Transition metal hydrides (shown in red to the left) are critical intermediates in hydrogen production (path A) and carbon dioxide reduction to formate (path B). In order to improve our understanding of electrochemical hydride generation and reactivity, we are forming predictive models of hydricity in aqueous solvents. We are also investigating if hydricity is an appropriate activity descriptor for catalytic activity. Additionally, quantifying the hydricity will facilitate the design of catalysts with tailored product selectivity.

To date, we have developed a new complex for electrocatalytic aqueous hydrogen production and an abundant transition metal hydride complex that can perform hydride transfer to carbon dioxide.

Cooperative Lewis Acid-Base Reactivity

The active site of the Ch Ni-CODH II enzyme suggests carbon dioxide activation occurs through a cooperative interaction between a Lewis basic nickel and a Lewis acidic iron (shown on the left). We are developing synthetic mimics that position a Lewis acid proximate to a Lewis basic metal center in order to replicate this cooperative interaction. The Lewis acids we are exploring are 1) acidic protons, 2) redox-inactive metals, and 3) redox active transition metals. Recent research also indicates that Lewis acids play a role in tuning redox potential. Our current studies focus on quantifying the redox modulation with respect to Lewis acidity.

Ligand Development

Small molecule oxidation and reduction chemistry often includes proton transfer events. Uncoupled proton transfer can impede catalytic rate or result in high activation barriers for catalysis. To facilitate proton transfer, we are designing new macrocyclic ligands that incorporate pendant acids or bases in the secondary coordination sphere. Recently, we modified the diamine dipyridyl ligand shown on the left with dimethyl pendant amines (red) in the secondary coordination sphere. The blue boxes represent open coordination sites on the Co(II) complex which are occupied by acetonitrile ligands in the X-ray crystal structure. We are currently investigating the small molecule reactivity and redox chemistry of these complexes.

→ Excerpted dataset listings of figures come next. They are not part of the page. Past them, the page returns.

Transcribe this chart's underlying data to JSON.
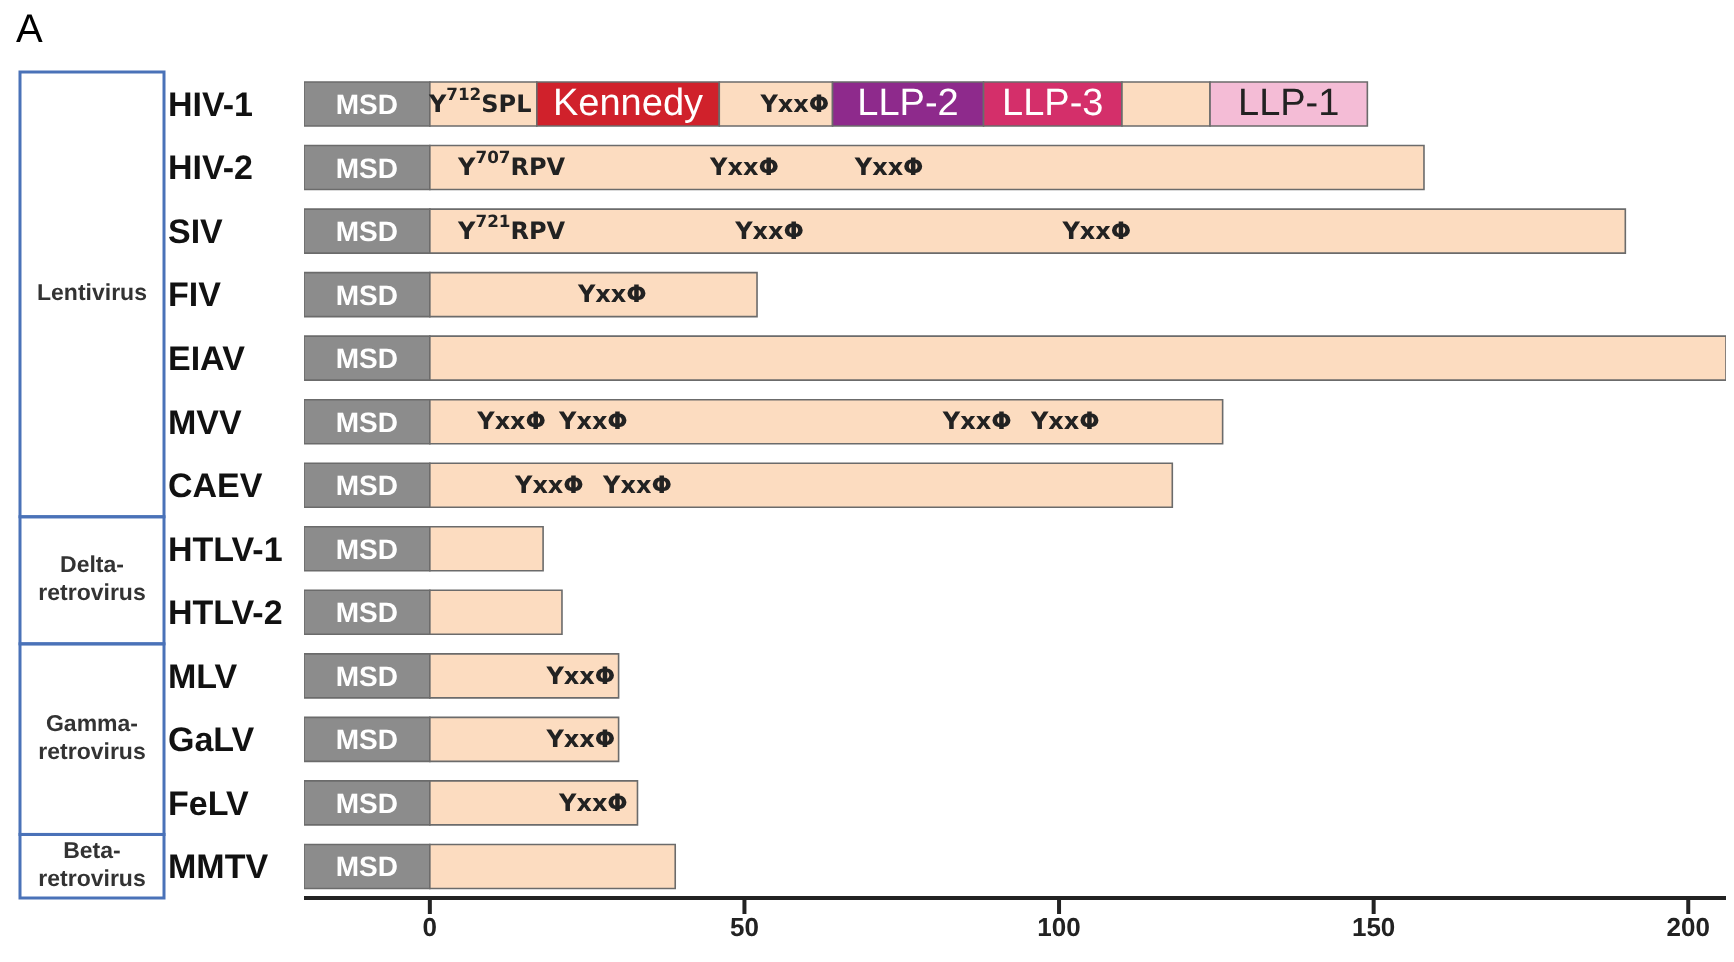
{
  "chart_data": {
    "type": "bar",
    "orientation": "horizontal",
    "stacked": true,
    "title": "A",
    "categories": [
      "HIV-1",
      "HIV-2",
      "SIV",
      "FIV",
      "EIAV",
      "MVV",
      "CAEV",
      "HTLV-1",
      "HTLV-2",
      "MLV",
      "GaLV",
      "FeLV",
      "MMTV"
    ],
    "series": [
      {
        "name": "MSD",
        "color": "#8c8c8c",
        "values": [
          -20,
          -20,
          -20,
          -20,
          -20,
          -20,
          -20,
          -20,
          -20,
          -20,
          -20,
          -20,
          -20
        ]
      },
      {
        "color": "#fcdcc0",
        "values": [
          17,
          158,
          190,
          52,
          206,
          126,
          118,
          18,
          21,
          30,
          30,
          33,
          39
        ]
      },
      {
        "name": "Kennedy",
        "color": "#d0212b",
        "values": [
          29,
          null,
          null,
          null,
          null,
          null,
          null,
          null,
          null,
          null,
          null,
          null,
          null
        ]
      },
      {
        "color": "#fcdcc0",
        "values": [
          18,
          null,
          null,
          null,
          null,
          null,
          null,
          null,
          null,
          null,
          null,
          null,
          null
        ]
      },
      {
        "name": "LLP-2",
        "color": "#8e2a8c",
        "values": [
          24,
          null,
          null,
          null,
          null,
          null,
          null,
          null,
          null,
          null,
          null,
          null,
          null
        ]
      },
      {
        "name": "LLP-3",
        "color": "#d42f6a",
        "values": [
          22,
          null,
          null,
          null,
          null,
          null,
          null,
          null,
          null,
          null,
          null,
          null,
          null
        ]
      },
      {
        "color": "#fcdcc0",
        "values": [
          14,
          null,
          null,
          null,
          null,
          null,
          null,
          null,
          null,
          null,
          null,
          null,
          null
        ]
      },
      {
        "name": "LLP-1",
        "color": "#f4bcd6",
        "values": [
          25,
          null,
          null,
          null,
          null,
          null,
          null,
          null,
          null,
          null,
          null,
          null,
          null
        ]
      }
    ],
    "xlim": [
      -20,
      206
    ],
    "xticks": [
      0,
      50,
      100,
      150,
      200
    ],
    "annotations": [
      "Lentivirus",
      "Delta-retrovirus",
      "Gamma-retrovirus",
      "Beta-retrovirus",
      {
        "text": "Y$^{712}$SPL",
        "x": 8,
        "y": "HIV-1"
      },
      {
        "text": "YxxΦ",
        "x": 58,
        "y": "HIV-1"
      },
      {
        "text": "Y$^{707}$RPV",
        "x": 13,
        "y": "HIV-2"
      },
      {
        "text": "YxxΦ",
        "x": 50,
        "y": "HIV-2"
      },
      {
        "text": "YxxΦ",
        "x": 73,
        "y": "HIV-2"
      },
      {
        "text": "Y$^{721}$RPV",
        "x": 13,
        "y": "SIV"
      },
      {
        "text": "YxxΦ",
        "x": 54,
        "y": "SIV"
      },
      {
        "text": "YxxΦ",
        "x": 106,
        "y": "SIV"
      },
      {
        "text": "YxxΦ",
        "x": 29,
        "y": "FIV"
      },
      {
        "text": "YxxΦ",
        "x": 13,
        "y": "MVV"
      },
      {
        "text": "YxxΦ",
        "x": 26,
        "y": "MVV"
      },
      {
        "text": "YxxΦ",
        "x": 87,
        "y": "MVV"
      },
      {
        "text": "YxxΦ",
        "x": 101,
        "y": "MVV"
      },
      {
        "text": "YxxΦ",
        "x": 19,
        "y": "CAEV"
      },
      {
        "text": "YxxΦ",
        "x": 33,
        "y": "CAEV"
      },
      {
        "text": "YxxΦ",
        "x": 24,
        "y": "MLV"
      },
      {
        "text": "YxxΦ",
        "x": 24,
        "y": "GaLV"
      },
      {
        "text": "YxxΦ",
        "x": 26,
        "y": "FeLV"
      }
    ]
  }
}
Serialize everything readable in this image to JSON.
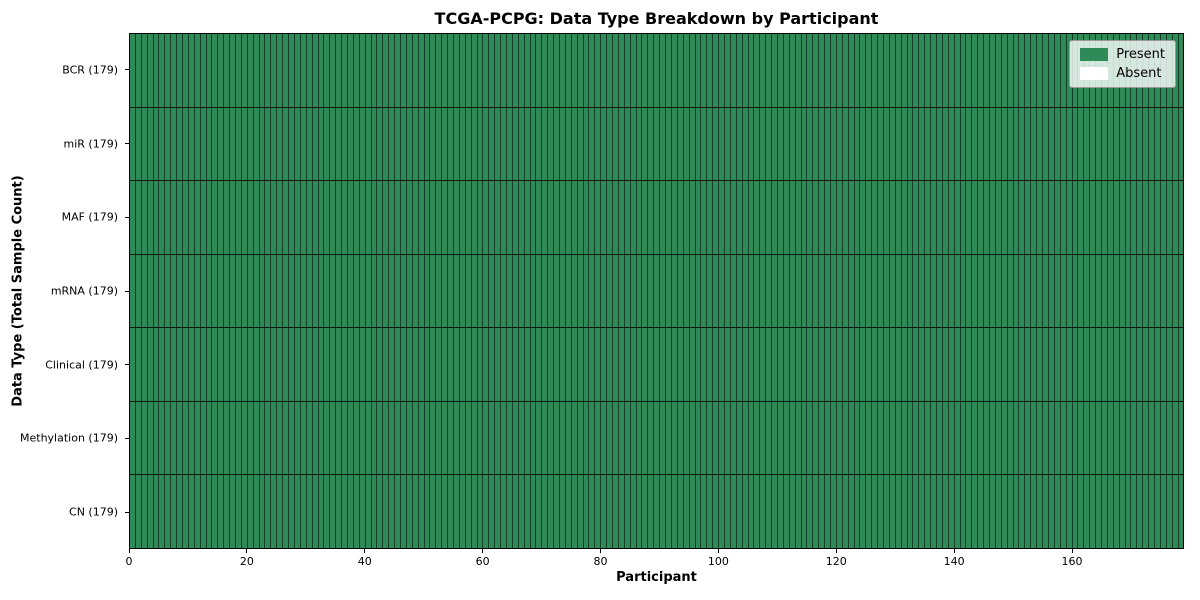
{
  "chart_data": {
    "type": "heatmap",
    "title": "TCGA-PCPG: Data Type Breakdown by Participant",
    "xlabel": "Participant",
    "ylabel": "Data Type (Total Sample Count)",
    "x_range": [
      0,
      179
    ],
    "x_ticks": [
      0,
      20,
      40,
      60,
      80,
      100,
      120,
      140,
      160
    ],
    "n_participants": 179,
    "rows": [
      {
        "label": "BCR",
        "total": 179,
        "tick_label": "BCR (179)",
        "present_count": 179
      },
      {
        "label": "miR",
        "total": 179,
        "tick_label": "miR (179)",
        "present_count": 179
      },
      {
        "label": "MAF",
        "total": 179,
        "tick_label": "MAF (179)",
        "present_count": 179
      },
      {
        "label": "mRNA",
        "total": 179,
        "tick_label": "mRNA (179)",
        "present_count": 179
      },
      {
        "label": "Clinical",
        "total": 179,
        "tick_label": "Clinical (179)",
        "present_count": 179
      },
      {
        "label": "Methylation",
        "total": 179,
        "tick_label": "Methylation (179)",
        "present_count": 179
      },
      {
        "label": "CN",
        "total": 179,
        "tick_label": "CN (179)",
        "present_count": 179
      }
    ],
    "legend": {
      "position": "upper right",
      "entries": [
        {
          "label": "Present",
          "color": "#2e8b57"
        },
        {
          "label": "Absent",
          "color": "#ffffff"
        }
      ]
    },
    "colors": {
      "present": "#2e8b57",
      "absent": "#ffffff",
      "cell_line": "rgba(0,0,0,0.55)",
      "row_line": "#101810",
      "spine": "#000000"
    },
    "grid": true
  }
}
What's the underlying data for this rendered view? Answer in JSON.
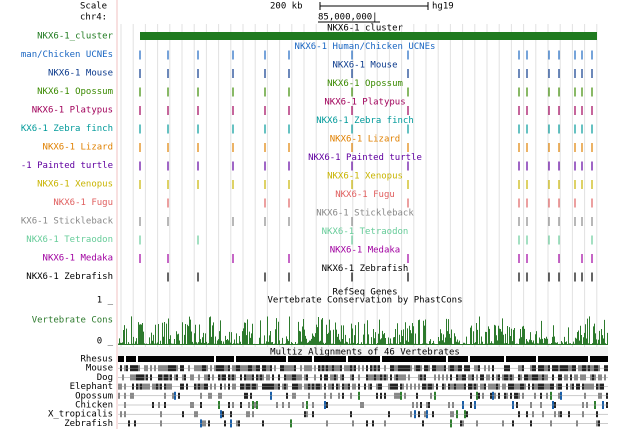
{
  "header": {
    "scale_label": "Scale",
    "chrom_label": "chr4:",
    "scale_bar": "200 kb",
    "assembly": "hg19",
    "position": "85,000,000|"
  },
  "tracks": [
    {
      "label": "NKX6-1_cluster",
      "title": "NKX6-1_cluster",
      "color": "#1f7a1f"
    },
    {
      "label": "man/Chicken UCNEs",
      "title": "NKX6-1 Human/Chicken UCNEs",
      "color": "#1a66c2"
    },
    {
      "label": "NKX6-1 Mouse",
      "title": "NKX6-1 Mouse",
      "color": "#0b3a8c"
    },
    {
      "label": "NKX6-1 Opossum",
      "title": "NKX6-1 Opossum",
      "color": "#3a8a00"
    },
    {
      "label": "NKX6-1 Platypus",
      "title": "NKX6-1 Platypus",
      "color": "#a0005a"
    },
    {
      "label": "KX6-1 Zebra finch",
      "title": "NKX6-1 Zebra finch",
      "color": "#009a9a"
    },
    {
      "label": "NKX6-1 Lizard",
      "title": "NKX6-1 Lizard",
      "color": "#e08000"
    },
    {
      "label": "-1 Painted turtle",
      "title": "NKX6-1 Painted turtle",
      "color": "#6000a0"
    },
    {
      "label": "NKX6-1 Xenopus",
      "title": "NKX6-1 Xenopus",
      "color": "#c8b400"
    },
    {
      "label": "NKX6-1 Fugu",
      "title": "NKX6-1 Fugu",
      "color": "#e06060"
    },
    {
      "label": "KX6-1 Stickleback",
      "title": "NKX6-1 Stickleback",
      "color": "#888888"
    },
    {
      "label": "NKX6-1 Tetraodon",
      "title": "NKX6-1 Tetraodon",
      "color": "#66cc99"
    },
    {
      "label": "NKX6-1 Medaka",
      "title": "NKX6-1 Medaka",
      "color": "#a000a0"
    },
    {
      "label": "NKX6-1 Zebrafish",
      "title": "NKX6-1 Zebrafish",
      "color": "#000000"
    }
  ],
  "refseq": {
    "title": "RefSeq Genes"
  },
  "conservation": {
    "title": "Vertebrate Conservation by PhastCons",
    "label": "Vertebrate Cons",
    "max_label": "1 _",
    "min_label": "0 _",
    "color": "#2d7a2d"
  },
  "multiz": {
    "title": "Multiz Alignments of 46 Vertebrates",
    "species": [
      "Rhesus",
      "Mouse",
      "Dog",
      "Elephant",
      "Opossum",
      "Chicken",
      "X_tropicalis",
      "Zebrafish"
    ]
  }
}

We have also developed a new tripodal tetradentate ligand incorporating a strong phosphine donor based on proazaphosphatrane, shown on the right. The Tolman parameter indicates it is among the most donating phosphines that has been measured. Additionally, the possibility of a transannular interaction in the proazaphosphatrane could increase the donor strength. We are currently investigating the trans effect of the strong phosphine donor on promoting unusual reactivity.

Integrating Molecular Catalysts onto Photoelectrodes

Photoelectrochemical cells offer an integrated path towards direct chemical fuel generation from solar energy. However, most photoabsorbers are poor catalysts and require functional coupling with efficient molecular electrocatalysts. We are developing a milder method of catalyst attachment that is stable, synthetically accessible, and provides facile electron transfer.

Electrochemical Properties of Nitrogenase

Professor Markus Ribbe and Professor Yilin Hu at UC Irvine recently reported catalytic reduction of CO2, CO, and CN- into methane and hydrocarbons by the nitrogenase enzymes and their isolated cofactors using chemical reductants. In collaboration with Prof. Ribbe and Prof. Hu, we are investigating the redox properties of the nitrogenase enzyme in order to perform catalysis using an electrochemical potential. We are currently working with the isolated cofactors, but will progress to working with the enzyme. Additionally, will are applying in situ spectroelectrochemical techniques to identify catalytic intermediates, as well as detailed kinetic studies on the catalytic rate.